We don’t have any administrative staff at Rate One so we need simple systems. We are reverting to our initial approach with a couple of slight variations stemming from recent experience. Unfortunately, the cost of instrument approaches is rising and their availability is constrained so it’s no longer viable to bundle them into the hourly rate.
- Instructor £500 a day including VAT for the first 4 days training on our aircraft and first 5 days training on customers own aircraft. Thereafter charging is by agreement
- Aircraft £250 an airborne hour plus £30 an hour if doing instrument approaches
Full vs Half Day Training
Instrument flight training is intensive and demanding.
We have found that some candidates, especially older or less experienced, cannot easily benefit from a full day’s flight instruction, especially early in their training. In theory, a fully prepared candidate could come to Rate One and complete a CBM IR compulsory 10-hour course in 4 days. In reality, this is rarely possible. Some of our candidates choose to fly a single session per day while others have taken our aircraft to fly solo and become more familiar with it unless less pressure.
Occasionally candidates share use of an aircraft for a day, but this is only by mutual agreement. Beyond the four full day charges, we will discuss costs on an individual basis with the guiding principle that charges should be in balance with the training value delivered. This is inevitably vague but to date we have not had a single customer question our charges or be unwilling to pay. You are welcome to speak to previous customers.

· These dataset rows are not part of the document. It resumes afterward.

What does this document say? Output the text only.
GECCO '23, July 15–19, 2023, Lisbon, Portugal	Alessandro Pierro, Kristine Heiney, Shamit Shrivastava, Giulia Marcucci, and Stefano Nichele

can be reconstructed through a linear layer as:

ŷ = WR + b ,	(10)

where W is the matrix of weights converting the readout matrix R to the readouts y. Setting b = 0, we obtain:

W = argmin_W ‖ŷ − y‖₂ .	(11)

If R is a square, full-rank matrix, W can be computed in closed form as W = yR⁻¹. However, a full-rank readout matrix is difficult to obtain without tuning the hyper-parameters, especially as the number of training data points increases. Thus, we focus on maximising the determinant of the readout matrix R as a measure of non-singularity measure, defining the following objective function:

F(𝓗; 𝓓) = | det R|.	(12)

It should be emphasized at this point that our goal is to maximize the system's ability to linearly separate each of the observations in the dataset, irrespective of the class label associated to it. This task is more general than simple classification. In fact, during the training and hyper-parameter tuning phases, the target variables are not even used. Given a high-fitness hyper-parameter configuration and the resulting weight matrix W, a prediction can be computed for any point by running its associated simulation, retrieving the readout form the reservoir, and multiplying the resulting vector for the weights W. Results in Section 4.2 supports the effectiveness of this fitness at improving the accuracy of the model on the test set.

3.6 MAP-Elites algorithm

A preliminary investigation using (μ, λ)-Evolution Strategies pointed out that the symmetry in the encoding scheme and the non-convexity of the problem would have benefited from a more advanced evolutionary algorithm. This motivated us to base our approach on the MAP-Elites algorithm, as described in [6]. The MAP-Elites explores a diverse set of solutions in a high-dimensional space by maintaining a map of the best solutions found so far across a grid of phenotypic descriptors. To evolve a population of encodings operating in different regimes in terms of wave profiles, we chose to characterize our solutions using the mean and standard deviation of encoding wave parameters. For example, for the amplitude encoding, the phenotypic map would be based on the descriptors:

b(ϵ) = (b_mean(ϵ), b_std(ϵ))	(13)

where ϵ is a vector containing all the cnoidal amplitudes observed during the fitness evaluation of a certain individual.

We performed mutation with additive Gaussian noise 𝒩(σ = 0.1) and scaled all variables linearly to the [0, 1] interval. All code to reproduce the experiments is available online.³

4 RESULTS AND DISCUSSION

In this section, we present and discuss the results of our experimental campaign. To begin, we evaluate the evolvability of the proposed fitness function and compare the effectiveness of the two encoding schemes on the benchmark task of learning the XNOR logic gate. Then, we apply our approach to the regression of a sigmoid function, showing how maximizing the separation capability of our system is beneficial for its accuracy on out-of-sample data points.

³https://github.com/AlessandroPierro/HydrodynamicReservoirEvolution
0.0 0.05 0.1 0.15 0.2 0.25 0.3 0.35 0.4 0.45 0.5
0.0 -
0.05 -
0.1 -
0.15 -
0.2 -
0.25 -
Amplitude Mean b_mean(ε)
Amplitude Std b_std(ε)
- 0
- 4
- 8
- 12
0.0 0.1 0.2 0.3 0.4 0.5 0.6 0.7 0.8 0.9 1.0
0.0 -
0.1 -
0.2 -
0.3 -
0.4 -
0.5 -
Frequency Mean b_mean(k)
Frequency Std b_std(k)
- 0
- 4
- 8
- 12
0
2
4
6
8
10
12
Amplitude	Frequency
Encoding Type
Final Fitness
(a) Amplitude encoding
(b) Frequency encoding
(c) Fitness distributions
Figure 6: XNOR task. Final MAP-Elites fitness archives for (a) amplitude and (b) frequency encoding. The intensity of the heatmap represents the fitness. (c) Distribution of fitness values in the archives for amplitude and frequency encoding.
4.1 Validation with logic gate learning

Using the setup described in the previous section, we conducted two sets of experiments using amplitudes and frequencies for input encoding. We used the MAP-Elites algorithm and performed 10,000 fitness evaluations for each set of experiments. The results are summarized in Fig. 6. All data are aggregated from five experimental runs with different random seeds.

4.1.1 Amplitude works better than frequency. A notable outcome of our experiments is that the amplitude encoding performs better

Perhaps look at it this way. You are risking us with your safety both now and in the future in a very demanding and sometimes threatening environment. If you cannot also trust us to be reasonable in our business ethics then maybe we are not the right training organisation for you.
Customer’s own aircraft
We are quite willing to train in our customer’s own aircraft. That said, many pilot’s aircraft are not ideally suited to IR training and they could take significantly longer to reach IR skill test standard than would be the case if they flew our own aircraft.
Rate One Aviation has invested tremendous effort to ensure that training on any aircraft has become permitted and practical. We were the first UK ATO to be granted CAA approval to train on any aircraft and from any location. Previously every aircraft had to be individually approved by the CAA and often schools were restricted to train using only aircraft in their defined fleet.
Be aware that there is still significant administration and paperwork involved when delivering training on any new aircraft. Therefore we will charge five full days instructor time when commencing training in a customer’s own aircraft and on the first day we may or may not achieve a training flight. The value of the first day will to a large extent be up to the aircraft owner and their thoroughness to provide all relevant aircraft documents and check lists.